When the eggs are clumped together, they’re collectively known as frogspawn.
Did you know? Some species of female frogs can lay up to 4,000 eggs at a time!
The frogspawn starts out as tiny black dots in a jelly-like substance. The jelly itself serves many purposes for the eggs. Not only does it keep the egg moist to help it survive, but it also offers a decent amount of protection from predators.
The jelly also serves as a good source of nutrition for the first few weeks and helps them grow.
Before hatching, their tails will begin to form within the eggs. Because of this, the tiny dot will become comma-shaped toward the end of the first stage of the frog life cycle.
If you come across a patch of frogspawn in some water, try looking closely to see how old you think they are!
Stage 2: Eggs hatch into tadpoles
When the eggs hatch, they enter the second stage of the life cycle. By this point, they’re known as tadpoles.
When they first hatch and for the first 1-3 weeks afterwards, tadpoles will stay close to the water plants and grass. Tadpoles still can’t survive on land, so they’ll usually feed on nearby plants filtered by the water, as well as graze on small bites of nearby vegetation. Luckily, tadpoles develop gills very early on, allowing them to breathe underwater and swim around in their fish-like stage.
Throughout this stage, the physical changes are much more obvious than they have been previously. Hind legs and a long tail will appear on the outside, while the lungs start developing on the inside. Frogs need lungs to be able to breathe out of the water, which they’ll be doing by the third stage. A layer of skin grows over the gills once their lungs begin working properly.
Over the next 14 weeks, the tadpole will do a whole heap of growing until it eventually becomes a froglet. Incredibly, tadpoles can control the rate of their transformation. In situations where they could be in danger from predators and/or environmental pressures, they can speed up the process to escape and move to safety. It also works the other way around – if the temperature is too cold, for example, they could delay their transformation for up to a year.
The final part of this stage is very quick, taking just 24 hours to transform completely from a tadpole into a froglet. Very impressive!
Stage 3: The young frog begins forming
At this stage, the froglet begins to resemble an adult frog much more closely. The front and back legs will have fully formed, and the tail will begin to shorten. The longer tail the frog had as a tadpole meant it could store nutrients to feed from at this critical stage.

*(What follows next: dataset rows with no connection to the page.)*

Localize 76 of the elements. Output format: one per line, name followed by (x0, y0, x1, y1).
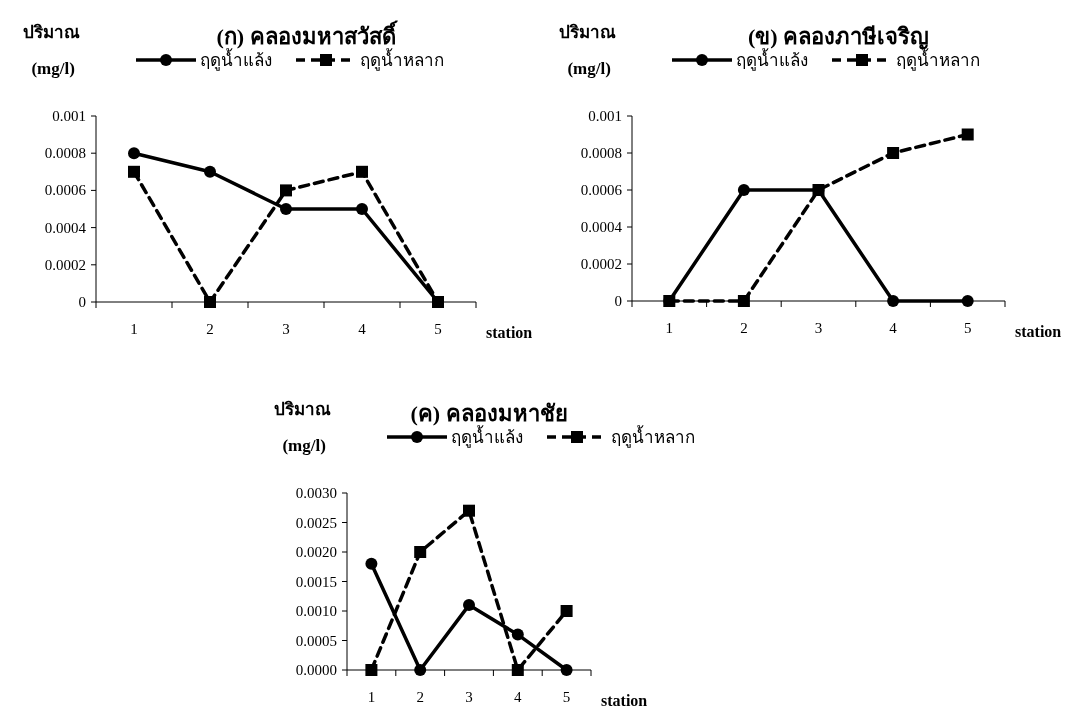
x-axis-title: station (601, 692, 648, 709)
point (737, 184, 750, 196)
point (128, 165, 140, 178)
y-tick-label: 0 (614, 293, 622, 309)
x-tick-label: 1 (130, 321, 138, 337)
x-tick-label: 1 (367, 689, 376, 705)
x-axis-title: station (1015, 323, 1062, 340)
point (414, 546, 427, 558)
x-tick-label: 1 (665, 320, 674, 336)
chart-title: (ก) คลองมหาสวัสดิ์ (216, 20, 398, 49)
y-tick-label: 0.0002 (44, 256, 86, 273)
x-tick-label: 3 (282, 321, 290, 337)
point (737, 295, 750, 307)
point (463, 599, 475, 612)
x-tick-label: 4 (358, 321, 367, 337)
x-tick-label: 5 (562, 689, 571, 705)
x-axis-title: station (486, 324, 533, 341)
y-tick-label: 0.0005 (295, 632, 337, 649)
point (560, 664, 573, 676)
chart-title: (ข) คลองภาษีเจริญ (747, 24, 930, 50)
point (961, 295, 974, 307)
x-tick-label: 5 (963, 320, 972, 336)
y-tick-label: 0.0020 (295, 544, 337, 560)
x-tick-label: 4 (514, 689, 523, 705)
x-tick-label: 3 (814, 320, 823, 336)
y-tick-label: 0.0002 (580, 256, 622, 272)
point (365, 557, 378, 570)
y-tick-label: 0.0008 (580, 145, 622, 161)
y-tick-label: 0.0006 (44, 182, 87, 199)
y-tick-label: 0.0025 (295, 514, 337, 531)
point (812, 184, 825, 196)
x-tick-label: 2 (206, 321, 214, 337)
point (432, 296, 444, 308)
y-tick-label: 0.0010 (295, 603, 337, 619)
x-tick-label: 3 (465, 689, 473, 705)
y-tick-label: 0.001 (52, 108, 86, 124)
chart-title: (ค) คลองมหาชัย (410, 401, 568, 426)
point (887, 147, 900, 159)
x-tick-label: 2 (416, 689, 424, 705)
y-axis-title: ปริมาณ (mg/l) (273, 400, 331, 455)
x-tick-label: 4 (889, 320, 898, 336)
point (356, 165, 368, 178)
y-tick-label: 0.0006 (580, 182, 623, 198)
y-tick-label: 0.0030 (295, 485, 337, 501)
legend-label: ฤดูน้ำหลาก (360, 48, 444, 71)
point (356, 203, 368, 215)
legend-label: ฤดูน้ำแล้ง (451, 425, 523, 448)
y-tick-label: 0.0000 (295, 662, 337, 678)
point (280, 184, 292, 197)
point (280, 203, 292, 215)
legend-label: ฤดูน้ำหลาก (611, 425, 695, 448)
x-tick-label: 2 (740, 320, 748, 336)
y-tick-label: 0.0015 (295, 573, 337, 590)
legend-label: ฤดูน้ำหลาก (896, 48, 980, 71)
point (204, 296, 216, 308)
point (887, 295, 900, 307)
x-tick-label: 5 (434, 321, 442, 337)
point (961, 128, 974, 141)
y-tick-label: 0 (78, 294, 86, 310)
point (463, 504, 475, 517)
point (560, 605, 573, 617)
y-tick-label: 0.001 (588, 108, 622, 124)
y-tick-label: 0.0008 (44, 145, 86, 162)
legend-label: ฤดูน้ำแล้ง (200, 48, 272, 71)
point (204, 165, 216, 178)
y-axis-title: ปริมาณ (mg/l) (558, 23, 616, 78)
point (365, 664, 378, 676)
y-axis-title: ปริมาณ (mg/l) (22, 23, 80, 78)
legend-label: ฤดูน้ำแล้ง (736, 48, 808, 71)
y-tick-label: 0.0004 (44, 219, 87, 236)
point (663, 295, 676, 307)
point (511, 664, 524, 676)
point (128, 147, 140, 160)
point (511, 628, 524, 641)
y-tick-label: 0.0004 (580, 219, 623, 235)
point (414, 664, 427, 676)
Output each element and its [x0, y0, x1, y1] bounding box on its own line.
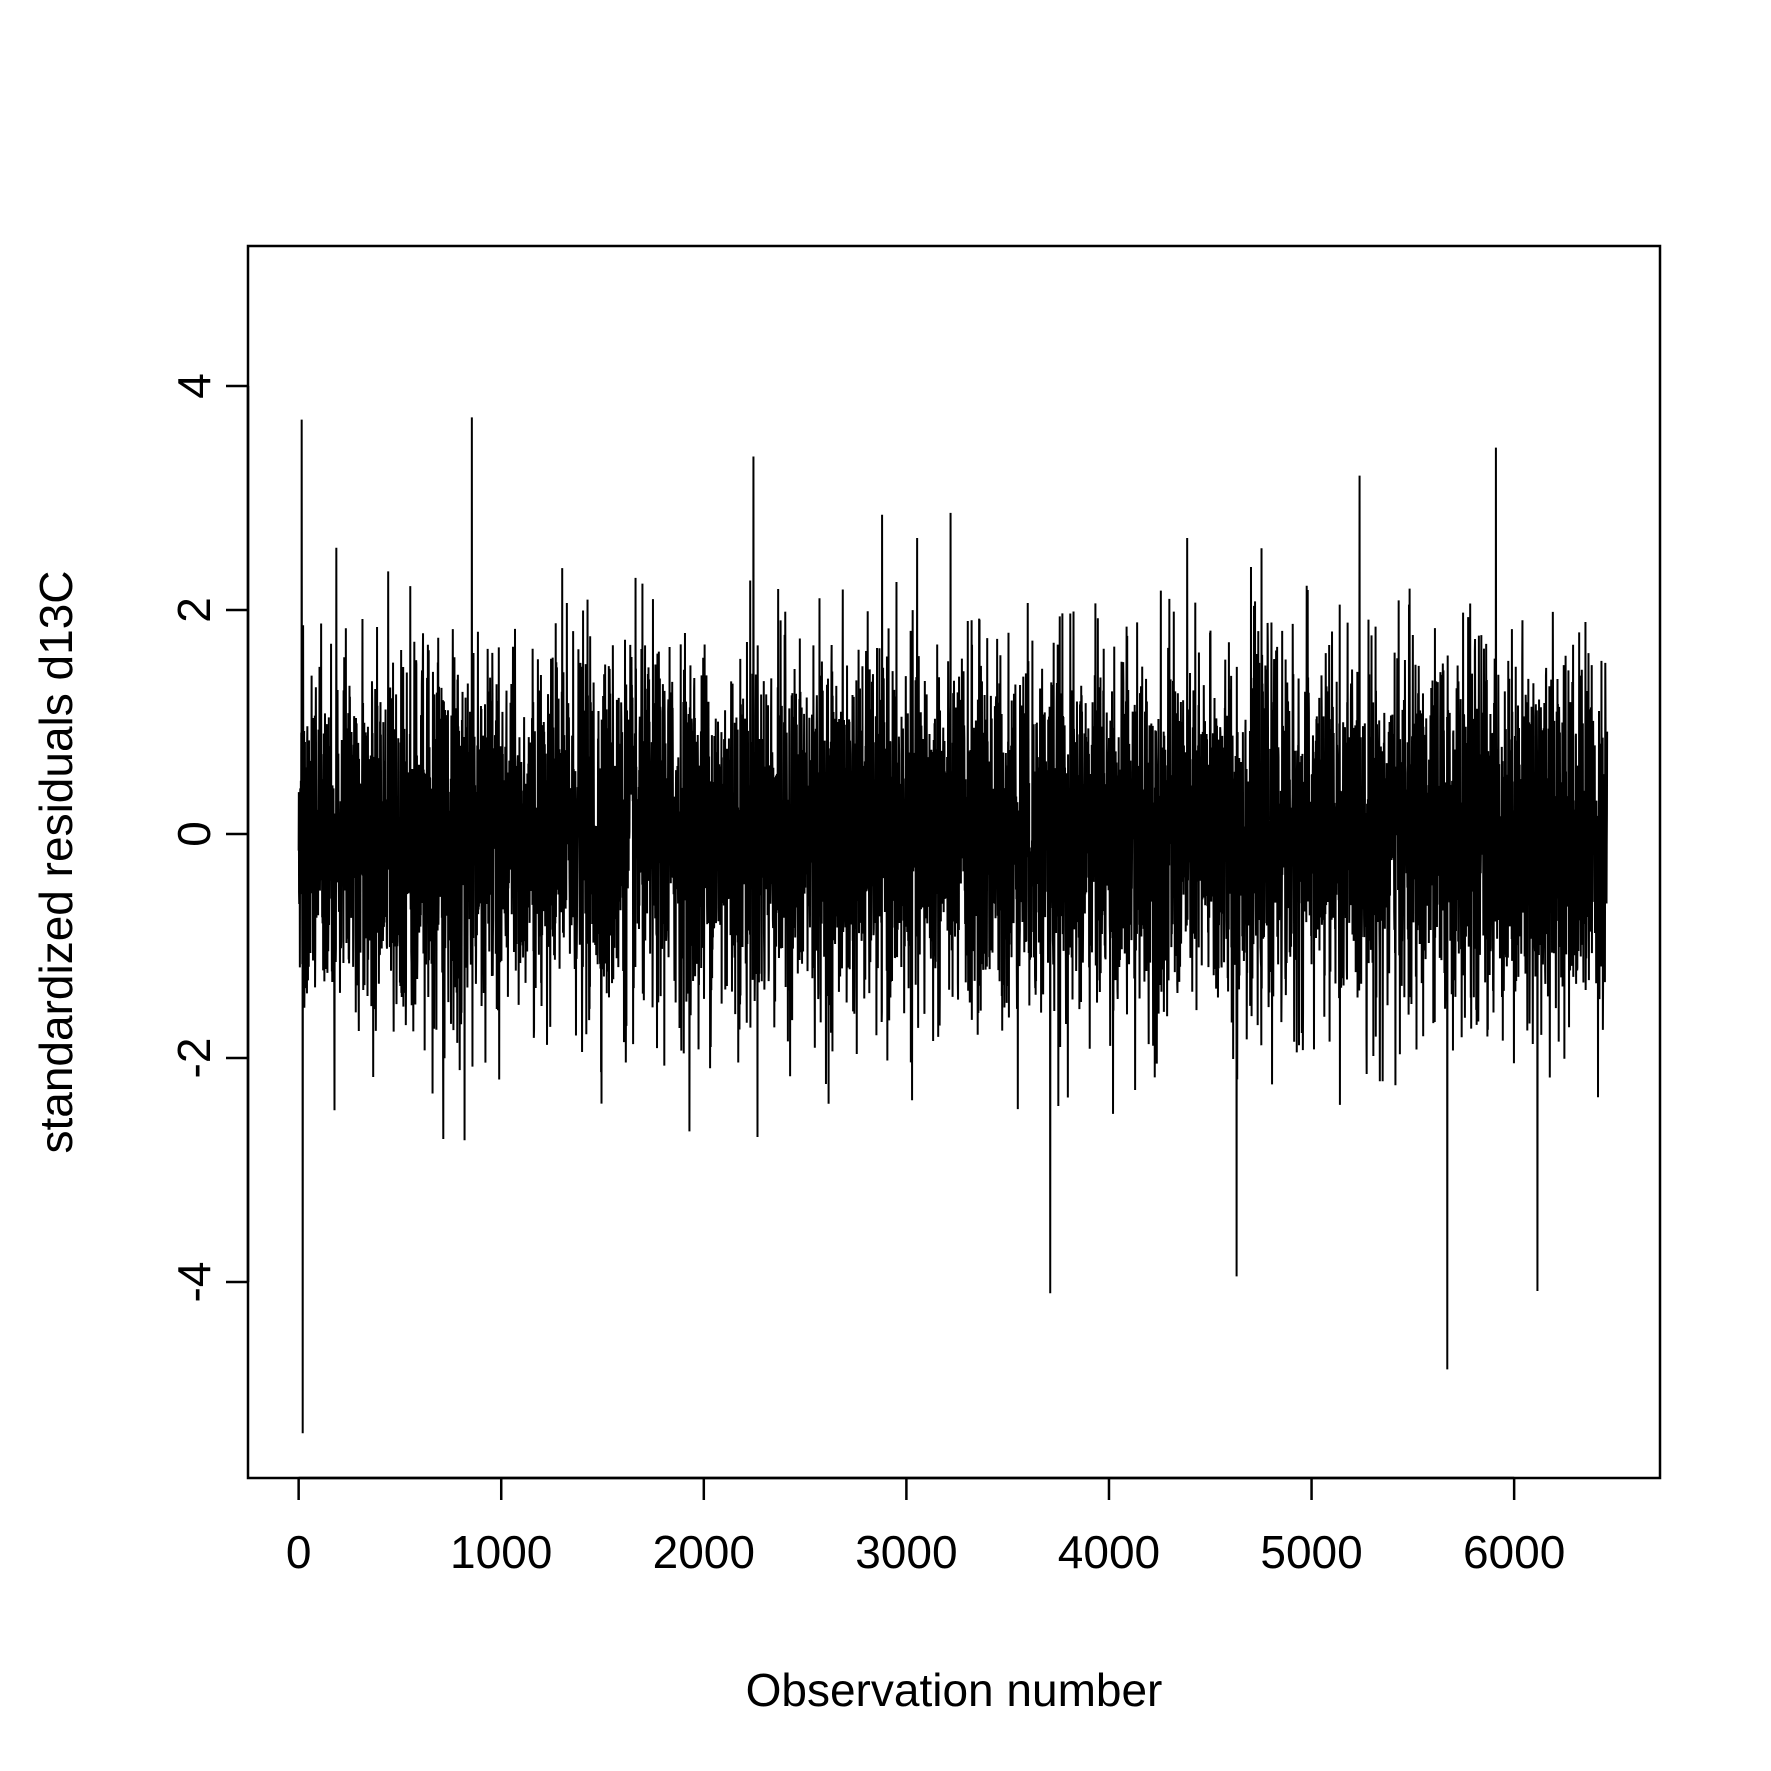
- y-tick-label: -4: [168, 1262, 220, 1303]
- y-axis-label: standardized residuals d13C: [30, 570, 82, 1153]
- x-tick-label: 4000: [1058, 1526, 1160, 1578]
- y-axis: -4 -2 0 2 4: [168, 373, 250, 1303]
- x-tick-label: 0: [286, 1526, 312, 1578]
- x-tick-label: 1000: [450, 1526, 552, 1578]
- x-tick-label: 5000: [1260, 1526, 1362, 1578]
- series-line: [297, 417, 1609, 1434]
- y-tick-label: 4: [168, 373, 220, 399]
- y-tick-label: 0: [168, 821, 220, 847]
- y-tick-label: 2: [168, 597, 220, 623]
- x-axis-label: Observation number: [746, 1664, 1163, 1716]
- y-tick-label: -2: [168, 1038, 220, 1079]
- x-tick-label: 6000: [1463, 1526, 1565, 1578]
- x-tick-label: 2000: [653, 1526, 755, 1578]
- x-tick-label: 3000: [855, 1526, 957, 1578]
- x-axis: 0 1000 2000 3000 4000 5000 6000: [286, 1476, 1565, 1578]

The most exciting change at this stage of the life cycle is that the frog can now survive on land, thanks to its fully developed lungs. So, young frogs can dip in and out of the water as and when they please!
Now that they’re out on land, they start looking for food elsewhere. Their long tongues and sticky saliva are incredible for hunting bugs and insects, which now become their main source of nutrition.
Stage 4: The adult frog
It can then take another four years for froglets to mature into an adult frog. By this point, they’re much less reliant on water to survive, only needing to make sure they don’t dry out. They still like to dip in and out of ponds and rivers, though!
Of course, female adult frogs will eventually lay their own eggs and repeat the cycle. We think that’s toad-ally amazing!
Fun facts about the frog life cycle
- Unlike other frog species, poison dart frogs develop brightly coloured bodies to deter other animals from eating them.
- It’s thought that frogs have been around for over 200 million years. That would mean they were leaping around at the same time as the dinosaurs!
- Frogs don’t need to drink water because they absorb it through their skin.
- The lifespan of frogs can vary massively from just 2 years up to 10 years. However, some frogs have been known to live for longer than 20 years!
- The frog life cycle is a great example of metamorphosis, which just means that they change shape as they grow from frogspawn into adult frogs. This process is most often seen in amphibians and insects, such as butterflies.